Risks of Excessively High Default Rates
Shamubeel Eaqub, chief economist at Simplicity, cautions that default rates set too high could backfire by encouraging more participants to opt out or suspend contributions. When compulsory savings feel unaffordable, the psychological effect may be disengagement, eroding the very safety net the scheme aims to provide. Eaqub advocates for a calibrated approach that balances adequacy with affordability, monitoring participation rates to detect any adverse trends.
Simplicity’s Perspective on a 12 % Rate
Eaqub further observes that a 12 % total contribution rate aligns New Zealand with retirement‑saving norms in Australia and Canada, making it “about right” from an international standpoint. He acknowledges that no public policy suits every individual in a nation of 5.5 million people, but argues that the rate is a reasonable baseline. Importantly, he urges policymakers to remain open to future adjustments to NZ Super, noting that the current calculations assume the benefit will remain unchanged—a significant assumption that may not hold.
Assumptions About NZ Super and Future Changes
The actuaries’ models hinge on the premise that NZ Super will continue to be universally available at its present level. Eaqub warns that this assumption carries substantial weight; any future alterations—such as means‑testing, age‑increase, or benefit reduction—would markedly affect the adequacy of KiwiSaver savings. He encourages a transparent dialogue about the sustainability of NZ Super and the role of compulsory savings in supplementing a potentially evolving public pension.
Debate on Means‑Testing and Political Honesty
Contributors to the discussion, including Koura founder Rupert Carlyon, argue that pushing for higher compulsory contributions may be a covert step toward means‑testing NZ Super. Carlyon contends that if politicians are not candid about this intention, the policy lacks integrity. He asserts that honesty about the goals—whether to bolster retirement savings universally or to prepare for a targeted public benefit—would foster trust and enable better‑informed public debate.
National’s Policy Proposal for a 12 % Rate by 2032
The National Party has unveiled a plan to raise the combined KiwiSaver contribution rate to 12 % by 2032, bringing New Zealand in line with Australia and Canada.
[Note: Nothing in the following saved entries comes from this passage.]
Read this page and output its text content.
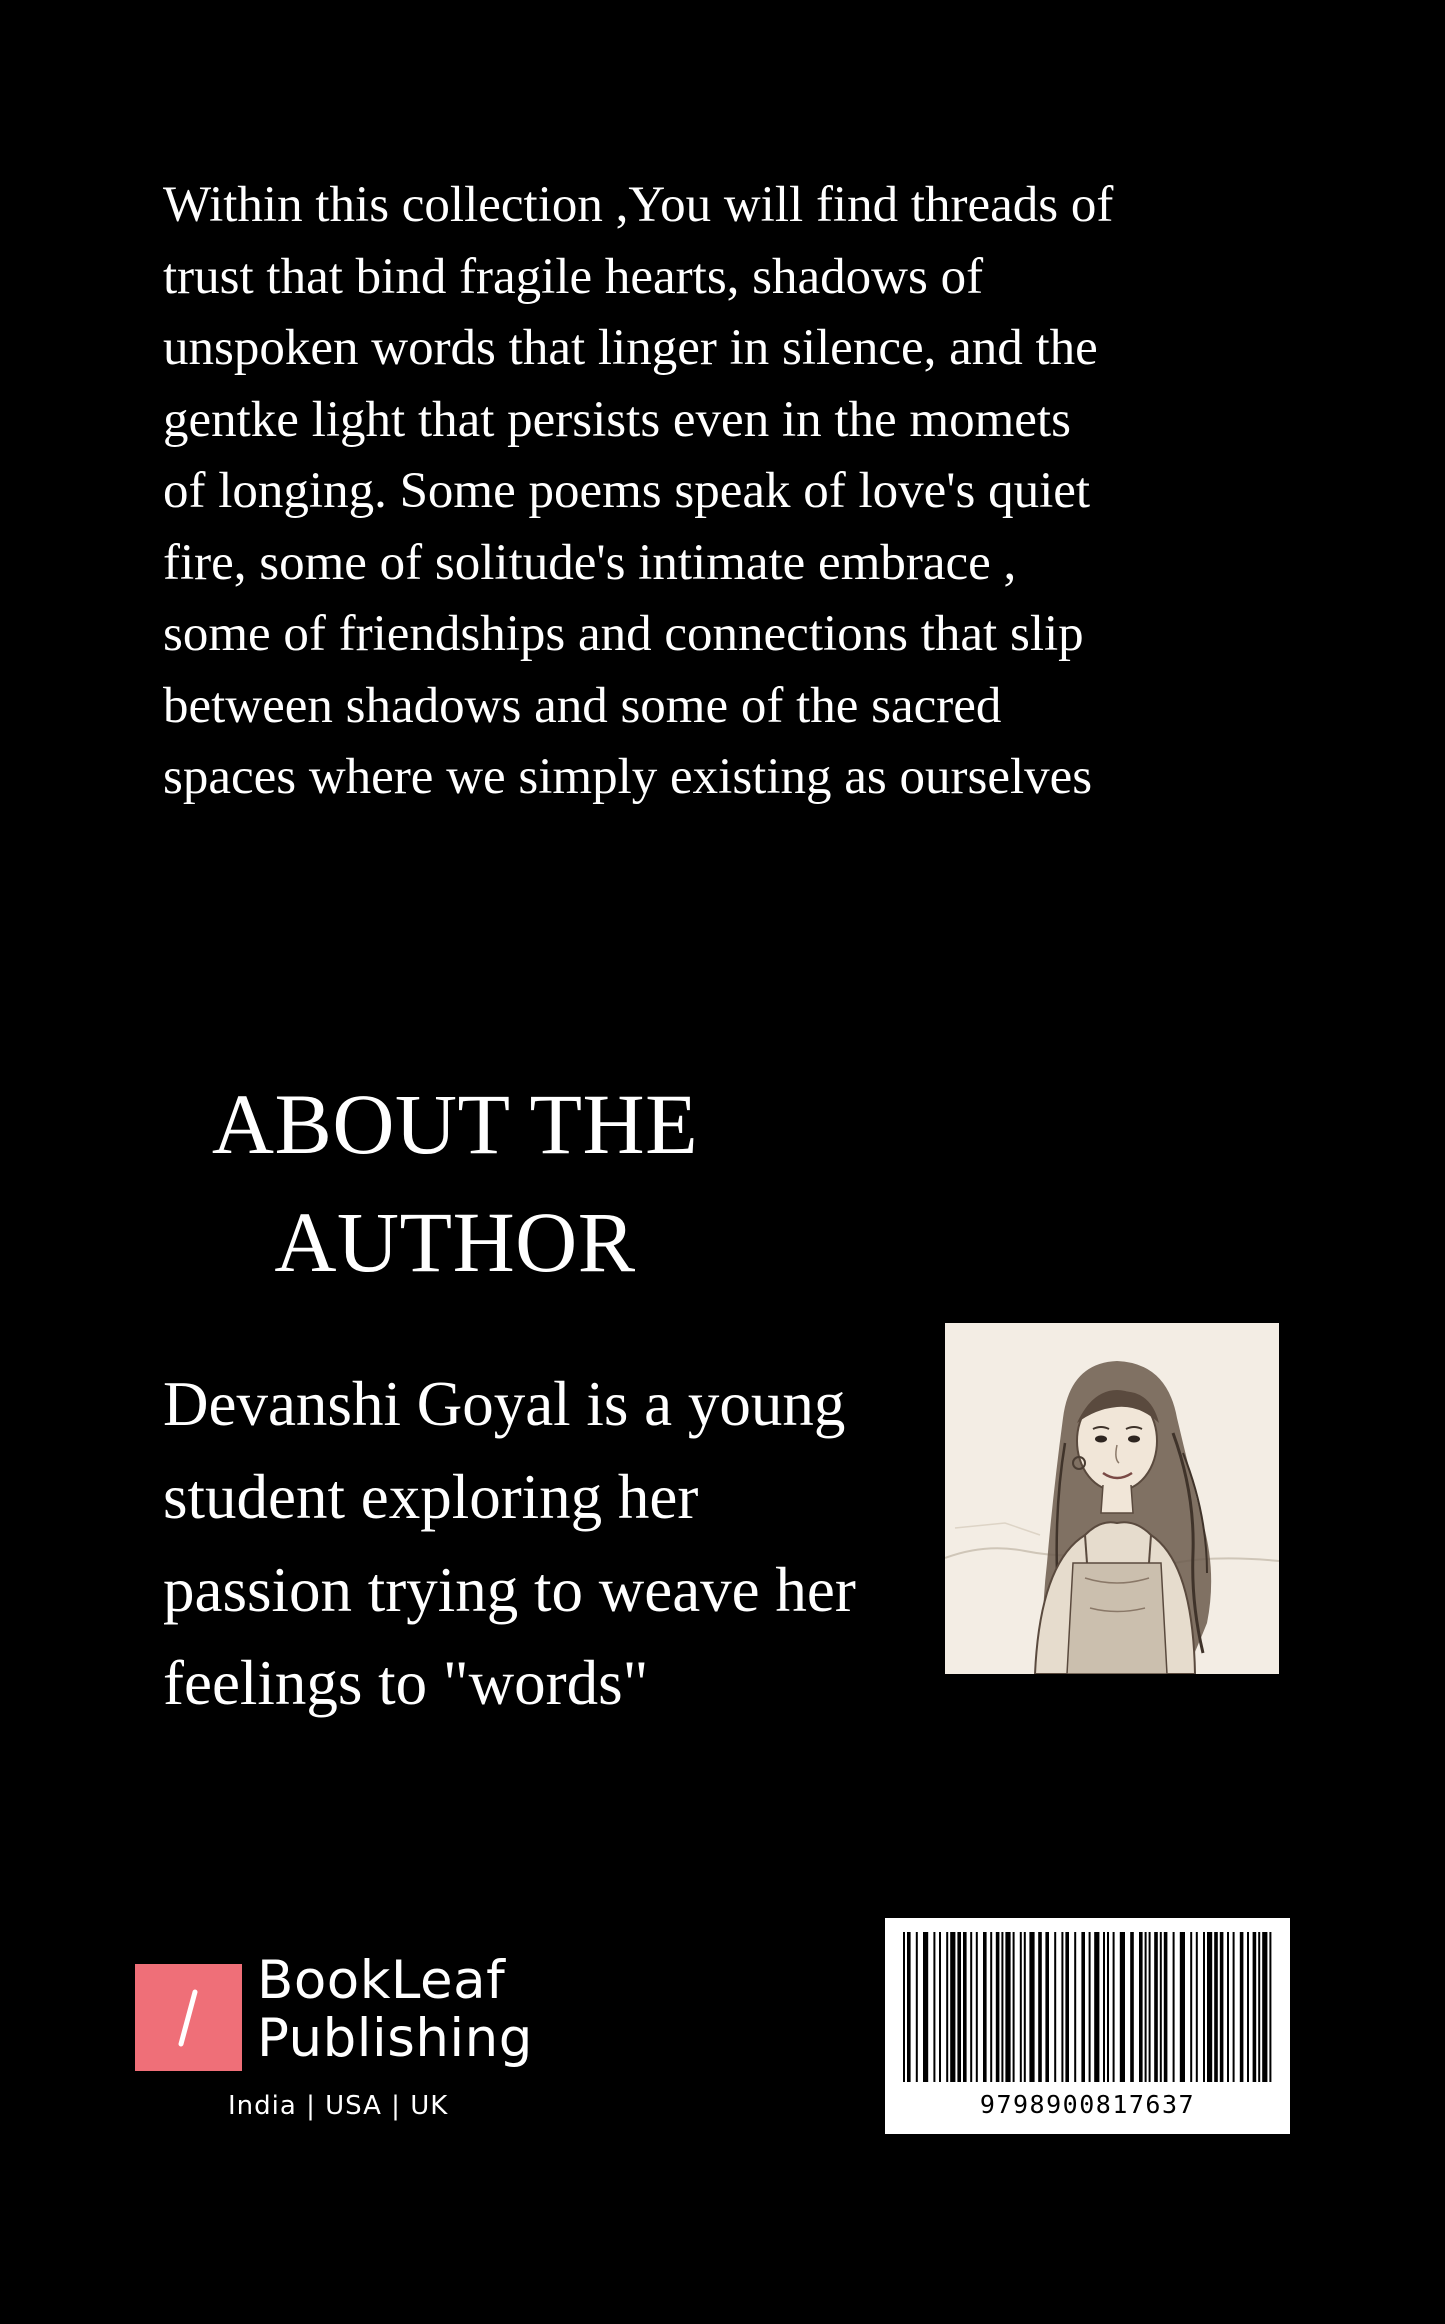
Within this collection ,You will find threads of
trust that bind fragile hearts, shadows of
unspoken words that linger in silence, and the
gentke light that persists even in the momets
of longing. Some poems speak of love's quiet
fire, some of solitude's intimate embrace ,
some of friendships and connections that slip
between shadows and some of the sacred
spaces where we simply existing as ourselves

ABOUT THE
AUTHOR

Devanshi Goyal is a young
student exploring her
passion trying to weave her
feelings to "words"

BookLeaf
Publishing
India | USA | UK	9798900817637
A party spokesperson frames the move as establishing a minimum savings standard that guarantees a more financially secure retirement for every working New Zealander while recognizing that individual needs vary. The proposal seeks to provide a clear, predictable pathway for savings growth, though it leaves room for supplementary voluntary contributions for those desiring additional security.
Closing Reflections on Retirement Adequacy and Policy Balance
Ultimately, the conversation underscores that retirement income adequacy depends on a mix of personal circumstances, voluntary saving behaviour, and the stability of public benefits like NZ Super. While a moderate default rate such as 5 % + 5 % can serve as a sensible foundation for most workers, policymakers must remain vigilant about the risks of过高 defaults that deter participation, the impact of early withdrawals, and the potential evolution of NZ Super. Transparent dialogue, flexible policy design, and access to personalized financial advice will be key to ensuring that retirees can maintain dignity without undue reliance on either the state or overly prescriptive compulsory schemes.